不登校・中退などから40代以上まで仕事をしていないか一円も稼いでいないかであれば、そこからのリカバリーは基本的な職能訓練や対人スキルの回復も含めかなり困難になる。60~80代以上になれば、ひきこもり云々でなく生命の終わりが近づいている…ゼロから何かを学んで働く再教育も遅きに失したとしか思えない。

ひきこもり支援を就労支援・無職批判に焦点化すると、ニートとひきこもりの区別が曖昧になる。40~50代以上の長期ひきこもりのおじさんでも買い物だけでなく、パチンコを打ったりスナックで女性とだべる人もいるわけで、対人的・健康的な問題や対話の緊張・外出困難がなくて話し好きなら、本人の意思次第な部分はある。

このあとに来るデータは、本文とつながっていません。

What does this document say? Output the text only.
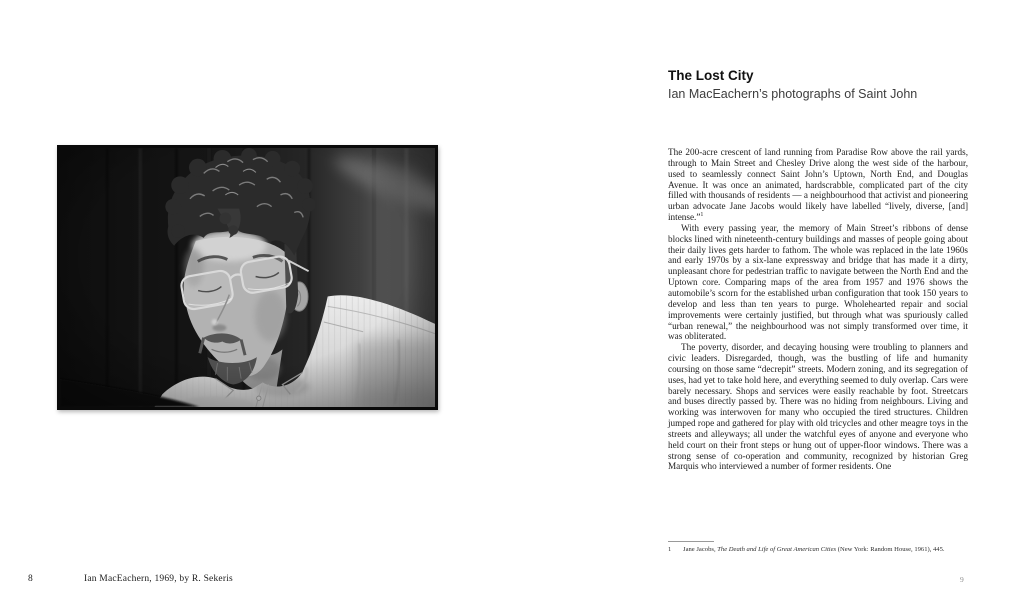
8	Ian MacEachern, 1969, by R. Sekeris
The Lost City
Ian MacEachern’s photographs of Saint John

The 200-acre crescent of land running from Paradise Row above the rail yards, through to Main Street and Chesley Drive along the west side of the harbour, used to seamlessly connect Saint John’s Uptown, North End, and Douglas Avenue. It was once an animated, hardscrabble, complicated part of the city filled with thousands of residents — a neighbourhood that activist and pioneering urban advocate Jane Jacobs would likely have labelled “lively, diverse, [and] intense.”$^1$

With every passing year, the memory of Main Street’s ribbons of dense blocks lined with nineteenth-century buildings and masses of people going about their daily lives gets harder to fathom. The whole was replaced in the late 1960s and early 1970s by a six-lane expressway and bridge that has made it a dirty, unpleasant chore for pedestrian traffic to navigate between the North End and the Uptown core. Comparing maps of the area from 1957 and 1976 shows the automobile’s scorn for the established urban configuration that took 150 years to develop and less than ten years to purge. Wholehearted repair and social improvements were certainly justified, but through what was spuriously called “urban renewal,” the neighbourhood was not simply transformed over time, it was obliterated.

The poverty, disorder, and decaying housing were troubling to planners and civic leaders. Disregarded, though, was the bustling of life and humanity coursing on those same “decrepit” streets. Modern zoning, and its segregation of uses, had yet to take hold here, and everything seemed to duly overlap. Cars were barely necessary. Shops and services were easily reachable by foot. Streetcars and buses directly passed by. There was no hiding from neighbours. Living and working was interwoven for many who occupied the tired structures. Children jumped rope and gathered for play with old tricycles and other meagre toys in the streets and alleyways; all under the watchful eyes of anyone and everyone who held court on their front steps or hung out of upper-floor windows. There was a strong sense of co-operation and community, recognized by historian Greg Marquis who interviewed a number of former residents. One

1 Jane Jacobs, The Death and Life of Great American Cities (New York: Random House, 1961), 445.
9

しかし、20代前半の人から見ると、40歳は遥か遠くの先の世代にも思えるが、過ぎ去ってみれば、10年や20年という歳月はあっという間であり、ぼんやりしていれば20歳の若者もすぐに40代のおじさん世代に入ってくる。10~30年、何をしていたんだという批判もあるが、本当に過ぎるのは速いものだ。